September 26, 2017: birthday: Jane Smiley

It’s the birthday of Jane Smiley (books by this author), born in Los Angeles (1949). Smiley came from a family of journalists and newspaper editors, but when she was growing up she cared more about horses than she did about writing. She read every book about horses she could find. She invented imaginary horse farms, drew maps of the stables, and made up names for all the horses. As a teenager, she grew to be six feet two inches tall. She said, “I didn’t want to be a writer when I was in high school; all I remember wanting to be was shorter.” Her height meant she could never be a jockey, so she began writing instead, and wrote her first novel as her senior thesis at college.

She lived on a commune in the late sixties, leafleting and selling pro-labor newspapers at a local electronics factory. She said: “You were supposed to talk to the workers and educate them. Although when I did, the workers all seemed very well informed and knew exactly what they thought about how the system worked.” She eventually decided that she didn’t want to be a revolutionary, but she did want to travel the world. She said, “My plan, was to go to England and then sort of wander around the world, with my typewriter in one hand, my banjo in the other, and my backpack on my back.” But after a year of traveling, she got married and started a family, deciding that novels about family life could be just as interesting as novels about life on the road.

She’s best known for her novel A Thousand Acres (1991), a modern retelling of Shakespeare’s King Lear, set on an Iowa farm and told from the daughters’ perspective. Smiley thought it would be a good way to write about the decline of the American family farm. She spent months hanging out in small town cafés interviewing Iowa farmers. For her research, she drove a combine and read the agribusiness section of the Des Moines Register for a year. A Thousand Acres begins, “At sixty miles per hour, you could pass our farm in a minute.”
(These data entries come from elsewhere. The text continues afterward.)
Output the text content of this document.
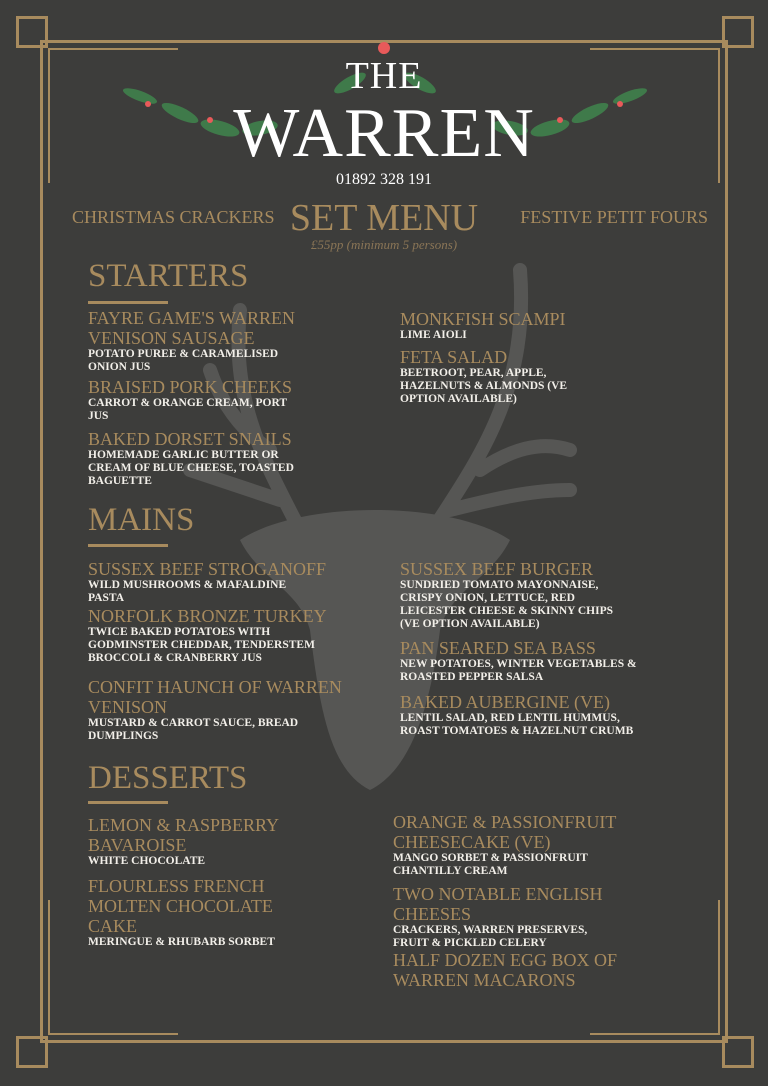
THE
WARREN
01892 328 191
CHRISTMAS CRACKERS SET MENU	FESTIVE PETIT FOURS
£55pp (minimum 5 persons)
STARTERS
FAYRE GAME'S WARREN VENISON SAUSAGE
POTATO PUREE & CARAMELISED ONION JUS
BRAISED PORK CHEEKS
CARROT & ORANGE CREAM, PORT JUS
BAKED DORSET SNAILS
HOMEMADE GARLIC BUTTER OR CREAM OF BLUE CHEESE, TOASTED BAGUETTE
MONKFISH SCAMPI
LIME AIOLI
FETA SALAD
BEETROOT, PEAR, APPLE, HAZELNUTS & ALMONDS (VE OPTION AVAILABLE)
MAINS
SUSSEX BEEF STROGANOFF
WILD MUSHROOMS & MAFALDINE PASTA
NORFOLK BRONZE TURKEY
TWICE BAKED POTATOES WITH GODMINSTER CHEDDAR, TENDERSTEM BROCCOLI & CRANBERRY JUS
CONFIT HAUNCH OF WARREN VENISON
MUSTARD & CARROT SAUCE, BREAD DUMPLINGS
SUSSEX BEEF BURGER
SUNDRIED TOMATO MAYONNAISE, CRISPY ONION, LETTUCE, RED LEICESTER CHEESE & SKINNY CHIPS (VE OPTION AVAILABLE)
PAN SEARED SEA BASS
NEW POTATOES, WINTER VEGETABLES & ROASTED PEPPER SALSA
BAKED AUBERGINE (VE)
LENTIL SALAD, RED LENTIL HUMMUS, ROAST TOMATOES & HAZELNUT CRUMB
DESSERTS
LEMON & RASPBERRY BAVAROISE
WHITE CHOCOLATE
FLOURLESS FRENCH MOLTEN CHOCOLATE CAKE
MERINGUE & RHUBARB SORBET
ORANGE & PASSIONFRUIT CHEESECAKE (VE)
MANGO SORBET & PASSIONFRUIT CHANTILLY CREAM
TWO NOTABLE ENGLISH CHEESES
CRACKERS, WARREN PRESERVES, FRUIT & PICKLED CELERY
HALF DOZEN EGG BOX OF WARREN MACARONS
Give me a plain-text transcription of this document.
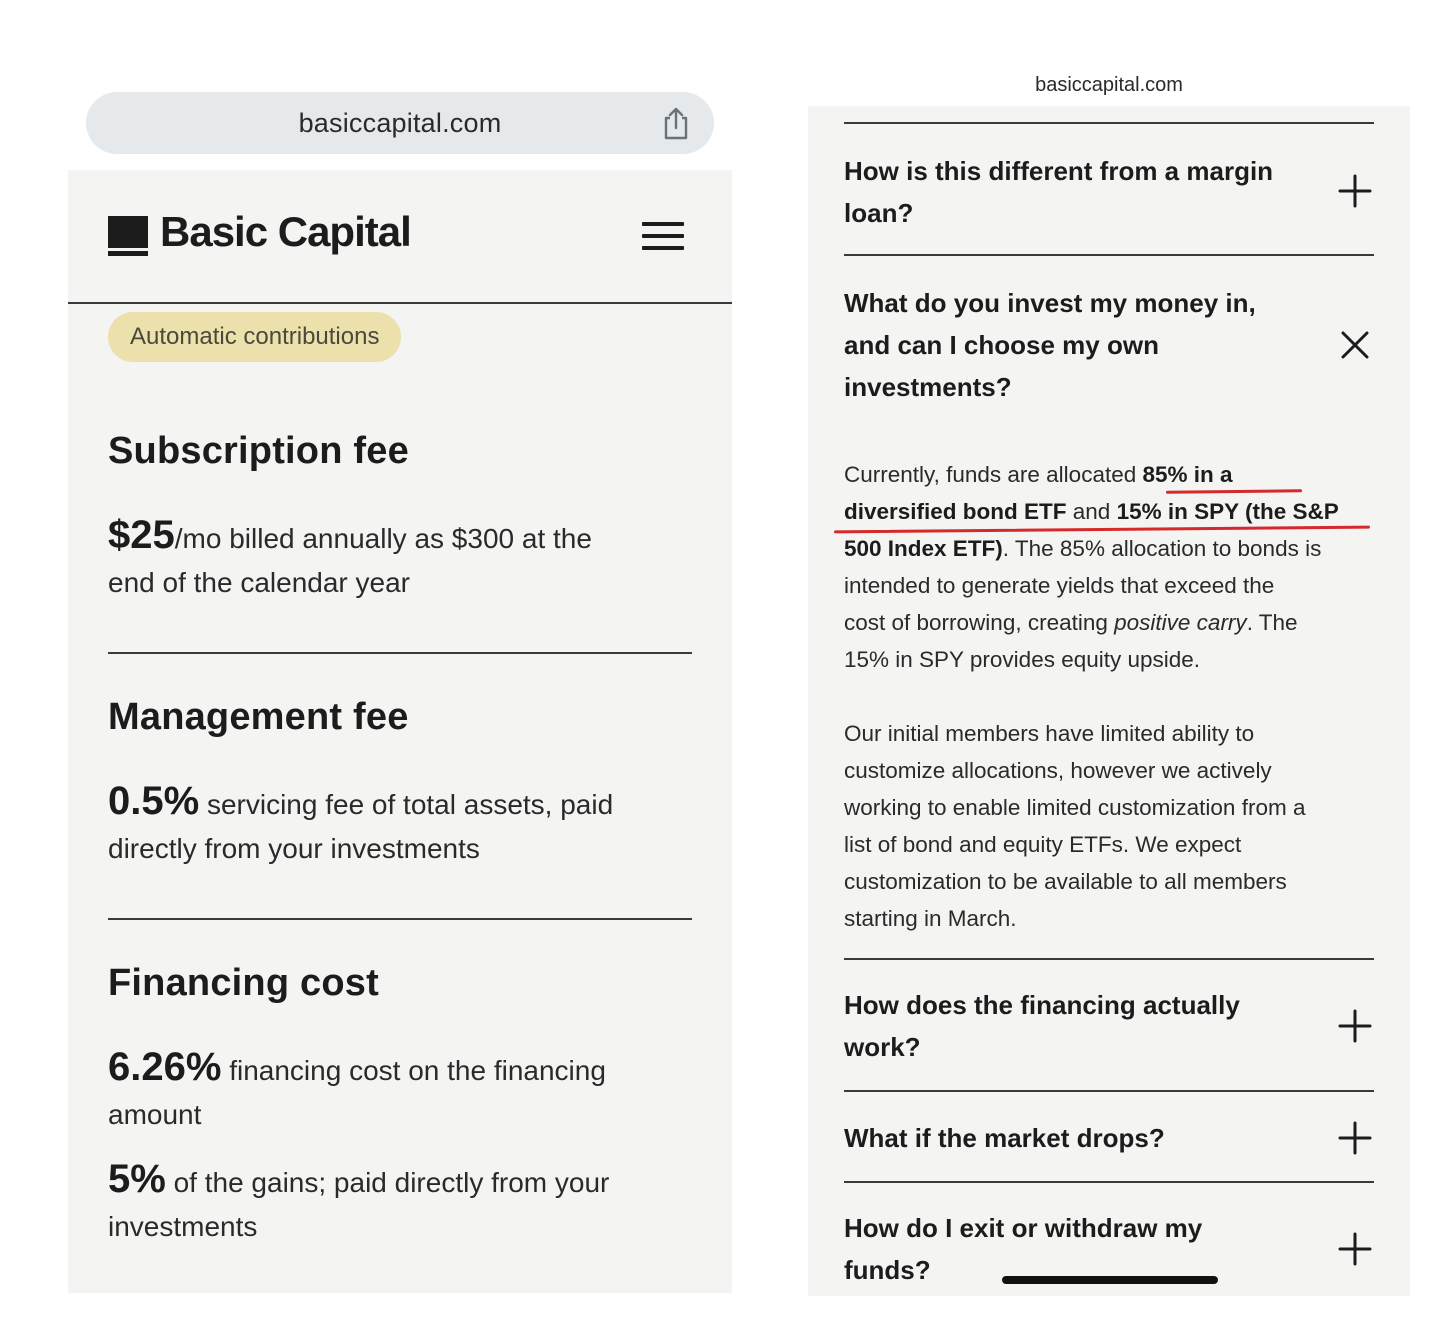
basiccapital.com
Basic Capital
Automatic contributions
Subscription fee
$25/mo billed annually as $300 at the
end of the calendar year
Management fee
0.5% servicing fee of total assets, paid
directly from your investments
Financing cost
6.26% financing cost on the financing
amount
5% of the gains; paid directly from your
investments
basiccapital.com
How is this different from a margin
loan?
What do you invest my money in,
and can I choose my own
investments?
Currently, funds are allocated 85% in a
diversified bond ETF and 15% in SPY (the S&P
500 Index ETF). The 85% allocation to bonds is
intended to generate yields that exceed the
cost of borrowing, creating positive carry. The
15% in SPY provides equity upside.
Our initial members have limited ability to
customize allocations, however we actively
working to enable limited customization from a
list of bond and equity ETFs. We expect
customization to be available to all members
starting in March.
How does the financing actually
work?
What if the market drops?
How do I exit or withdraw my
funds?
That novel won the Pulitzer Prize in 1992.

Her latest novel, Golden Age, was published in 2015.

Jane Smiley said: “I think a lot of things are hilariously funny, and that’s kind of the way I live my life. And I also believe that it’s only possible to live if you can detach yourself and detach your sort of sense of what’s going on a little bit and take a kind of observational position on everything … Being detached is the first step to being comic.”